Speech I/O for Embedded Applications

Is the world ready for speech-enabled embedded devices? Now the technology is here for usable speech recognition and synthesis. See how you can use it in your own embedded applications.
Speech Recognition

In contrast to TTS, there is one dominant algorithm for speech recognition, hidden Markov models (HMMs). If you haven't run into HMMs before, don't expect me to explain the math in detail here, because, frankly, I don't completely understand it. I do understand the idea behind HMMs, and that's more than what you need to know to use an HMM-based recognizer.

If you sample a speech waveform (say every 10ms) and do some fancy math on the resulting waveform that extracts frequency and amplitude components, you can end up with a vector of cepstral coefficients. You then can model connected speech as a series of these cepstral vectors. A Markov model is like a state machine where the probability of a particular state transition is dependent only on the current state. In our case, each state of the Markov model corresponds to a particular vector, and as a Markov model moves probabilistically through its states, a series of cepstral vectors and sounds are generated. A hidden Markov model is one where you can't see the details of the state transitions, you just see the output vectors.

The trick is to create a bunch of these HMMs, each trained to mimic the sounds from a bunch of human-generated speech samples. Again, the math is beyond me here, but the process is to expose a training algorithm to a lot of speech samples for the language desired. As the sea of HMMs is trained, they take on the ability to reproduce the sounds they “hear” in the training samples.

To use the HMMs to recognize speech, we use one last bit of mathematical wizardry. For appropriate sets of HMMs, there are algorithms that, given a waveform (that is hopefully speech), can tell you: 1) which sequences of HMMs might have generated that waveform and 2) the probability for each of those sequences.

So, HMMs won't give us a definitive answer of what words the speech represents, but they'll give us a list from which to choose and tell us which is most likely and by how much. How cool is that?

Open-Source TTS

Many commercial TTS packages are available, but they don't concern us here. On the open-source side, there are still many candidates, with a few that seem more popular:

  • eSpeak is the TTS package that comes with Ubuntu and several other Linux distros. It is of the formant flavor and, therefore, small (~1.4MB), with the usual robotic formant voice. The eSpeak normalizer also can be used with a diphone synthesizer (MBROLA) if desired, but we won't take advantage of that for the checklist example here.

  • Flite is the embedded version of Festival, which is an open-source speech synthesis package originating at University of Edinburgh, with Flite done at Carnegie Mellon University. It is diphone-based concatenative, and as you would expect, it has a more natural voice. CMU also offers a set of scripts and tools for developing new voices, called FestVox.

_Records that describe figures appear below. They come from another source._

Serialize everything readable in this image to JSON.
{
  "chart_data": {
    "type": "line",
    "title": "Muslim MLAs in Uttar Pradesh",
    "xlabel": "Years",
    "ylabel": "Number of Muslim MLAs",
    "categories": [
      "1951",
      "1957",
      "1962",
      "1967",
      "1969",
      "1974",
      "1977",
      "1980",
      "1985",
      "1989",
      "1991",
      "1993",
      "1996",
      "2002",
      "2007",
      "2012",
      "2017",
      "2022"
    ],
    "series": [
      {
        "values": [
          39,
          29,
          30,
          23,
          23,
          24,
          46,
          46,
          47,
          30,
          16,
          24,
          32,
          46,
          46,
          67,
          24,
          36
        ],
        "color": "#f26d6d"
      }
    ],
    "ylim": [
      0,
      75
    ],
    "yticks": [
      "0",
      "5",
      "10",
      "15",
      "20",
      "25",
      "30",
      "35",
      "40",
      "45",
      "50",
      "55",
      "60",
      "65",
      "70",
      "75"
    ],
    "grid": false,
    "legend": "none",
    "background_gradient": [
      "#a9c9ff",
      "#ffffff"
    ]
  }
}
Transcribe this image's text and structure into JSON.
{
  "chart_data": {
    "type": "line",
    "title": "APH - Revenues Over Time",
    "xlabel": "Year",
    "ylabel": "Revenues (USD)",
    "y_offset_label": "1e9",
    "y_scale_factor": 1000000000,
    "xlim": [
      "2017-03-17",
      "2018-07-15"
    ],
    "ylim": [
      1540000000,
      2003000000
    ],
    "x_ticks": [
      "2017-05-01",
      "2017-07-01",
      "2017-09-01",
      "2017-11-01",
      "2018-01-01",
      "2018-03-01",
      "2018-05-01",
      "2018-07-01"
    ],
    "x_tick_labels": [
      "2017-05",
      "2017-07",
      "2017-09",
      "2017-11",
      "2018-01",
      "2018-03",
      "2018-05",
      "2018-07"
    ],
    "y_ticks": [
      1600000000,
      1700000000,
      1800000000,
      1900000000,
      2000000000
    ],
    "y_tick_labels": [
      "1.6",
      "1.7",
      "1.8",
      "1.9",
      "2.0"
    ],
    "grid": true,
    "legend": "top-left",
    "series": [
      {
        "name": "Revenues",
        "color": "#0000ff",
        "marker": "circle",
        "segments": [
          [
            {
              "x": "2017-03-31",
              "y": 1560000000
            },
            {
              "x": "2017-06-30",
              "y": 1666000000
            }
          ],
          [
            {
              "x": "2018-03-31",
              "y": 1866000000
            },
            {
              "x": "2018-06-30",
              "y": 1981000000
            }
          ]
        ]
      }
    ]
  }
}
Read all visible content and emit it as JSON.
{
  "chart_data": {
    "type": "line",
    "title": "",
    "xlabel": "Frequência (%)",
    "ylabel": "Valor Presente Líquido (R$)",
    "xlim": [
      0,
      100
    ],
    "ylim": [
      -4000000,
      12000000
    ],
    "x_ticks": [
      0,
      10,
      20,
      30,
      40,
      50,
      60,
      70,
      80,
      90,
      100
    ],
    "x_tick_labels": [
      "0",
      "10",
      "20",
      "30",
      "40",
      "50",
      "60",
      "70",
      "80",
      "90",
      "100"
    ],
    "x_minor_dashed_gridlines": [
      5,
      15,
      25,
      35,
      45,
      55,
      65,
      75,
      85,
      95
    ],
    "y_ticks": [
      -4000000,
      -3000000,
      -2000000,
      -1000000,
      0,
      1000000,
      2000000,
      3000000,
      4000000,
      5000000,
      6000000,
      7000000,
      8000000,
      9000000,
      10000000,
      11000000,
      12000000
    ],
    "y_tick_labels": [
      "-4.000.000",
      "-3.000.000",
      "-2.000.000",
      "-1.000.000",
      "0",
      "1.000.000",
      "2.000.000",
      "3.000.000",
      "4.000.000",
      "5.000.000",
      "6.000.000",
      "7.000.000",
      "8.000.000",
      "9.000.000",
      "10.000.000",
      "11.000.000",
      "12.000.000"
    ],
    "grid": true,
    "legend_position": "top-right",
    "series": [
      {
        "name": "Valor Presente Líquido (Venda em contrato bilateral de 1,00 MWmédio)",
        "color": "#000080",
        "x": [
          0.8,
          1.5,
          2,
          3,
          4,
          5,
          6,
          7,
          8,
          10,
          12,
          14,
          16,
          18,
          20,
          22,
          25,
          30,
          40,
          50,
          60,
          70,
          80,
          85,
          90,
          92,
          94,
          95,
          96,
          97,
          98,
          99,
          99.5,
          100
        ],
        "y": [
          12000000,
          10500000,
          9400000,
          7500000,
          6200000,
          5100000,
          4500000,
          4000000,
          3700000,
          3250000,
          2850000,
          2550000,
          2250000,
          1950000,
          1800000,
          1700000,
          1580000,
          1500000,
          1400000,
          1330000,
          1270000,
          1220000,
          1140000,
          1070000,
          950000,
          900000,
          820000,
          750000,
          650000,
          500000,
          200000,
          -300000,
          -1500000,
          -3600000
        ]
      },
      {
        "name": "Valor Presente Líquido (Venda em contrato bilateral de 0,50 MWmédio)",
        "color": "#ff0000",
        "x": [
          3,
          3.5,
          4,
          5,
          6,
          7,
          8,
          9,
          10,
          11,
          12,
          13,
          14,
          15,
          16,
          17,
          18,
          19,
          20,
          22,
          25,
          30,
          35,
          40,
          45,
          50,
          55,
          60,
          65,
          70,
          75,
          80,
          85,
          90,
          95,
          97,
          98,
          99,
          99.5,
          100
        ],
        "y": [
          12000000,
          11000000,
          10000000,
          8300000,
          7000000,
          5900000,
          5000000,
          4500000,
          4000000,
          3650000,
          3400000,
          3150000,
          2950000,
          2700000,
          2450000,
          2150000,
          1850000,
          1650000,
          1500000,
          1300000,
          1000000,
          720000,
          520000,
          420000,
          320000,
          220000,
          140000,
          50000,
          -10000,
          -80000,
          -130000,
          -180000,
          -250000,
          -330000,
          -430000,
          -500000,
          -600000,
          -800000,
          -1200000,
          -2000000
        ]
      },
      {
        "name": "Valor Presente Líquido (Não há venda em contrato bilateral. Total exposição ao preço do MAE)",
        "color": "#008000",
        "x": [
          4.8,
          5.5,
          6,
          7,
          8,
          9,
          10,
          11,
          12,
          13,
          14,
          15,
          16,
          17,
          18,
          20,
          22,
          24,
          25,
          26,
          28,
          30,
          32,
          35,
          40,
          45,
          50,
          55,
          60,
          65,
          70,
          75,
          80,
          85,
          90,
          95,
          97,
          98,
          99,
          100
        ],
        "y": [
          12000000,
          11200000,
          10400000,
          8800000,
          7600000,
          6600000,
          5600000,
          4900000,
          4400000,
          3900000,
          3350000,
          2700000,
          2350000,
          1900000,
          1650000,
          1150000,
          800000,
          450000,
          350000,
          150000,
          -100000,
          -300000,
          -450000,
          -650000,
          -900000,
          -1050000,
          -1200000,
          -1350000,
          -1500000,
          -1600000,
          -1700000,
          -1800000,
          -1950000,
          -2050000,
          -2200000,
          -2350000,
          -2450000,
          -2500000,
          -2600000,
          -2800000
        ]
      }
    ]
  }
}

Open-Source Speech Recognition

Most speech recognition packages are commercial software for Windows and Mac OS X. I looked at two open-source speech recognition packages, both from the Sphinx group at Carnegie Mellon:

  • Sphinx-4 is a speech recognizer and framework that can use multiple recognition approaches, written in Java. It is intended primarily for server applications and for research.

  • PocketSphinx is a speech recognizer derived from Sphinx and written in C. As such, it is much smaller than Sphinx (but still around 20MB for a moderate vocabulary), and it runs in real time on small processors, even those with no floating-point hardware.

PocketSphinx is the obvious choice between the two implementations, so that's what we'll use here.

Atul—a Speech Checklist Application

In the interest of flexibility and speed, I've chosen a rather high-end embedded platform for the example program. The Genesi LX is a nettop with a rather generous configuration for an embedded device:

  1. Freescale i.MX515 (ARM Cortex-A8 800MHz).

  2. 3-D graphics processing unit.

  3. WXGA display support (HDMI).

  4. Multi-format HD video decoder and D1 video encoder.

  5. 512MB of RAM.

  6. 8GB internal SSD.

  7. 10/100Mbit/s Ethernet.

  8. 802.11 b/g/n Wi-Fi.

  9. SDHC card reader.

  10. 2x USB 2.0 ports.

  11. Audio jacks for headset.

  12. Built-in speaker.

Figure 1. Genesi EFIKA MX Smarttop

On top of all that, there is a version of the Ubuntu 10.10 (Meerkat) distro available to load and run on the system, which makes installation and testing a lot easier. The download for Ubuntu and installation instructions are on the Genesi Web site. Installation from an SD card is straightforward through the U-boot bootloader.


Rick Rogers has been a professional embedded developer for more than 30 years. Now specializing in mobile application software, when Rick isn't writing software for a living, he's writing books and magazine articles like this one.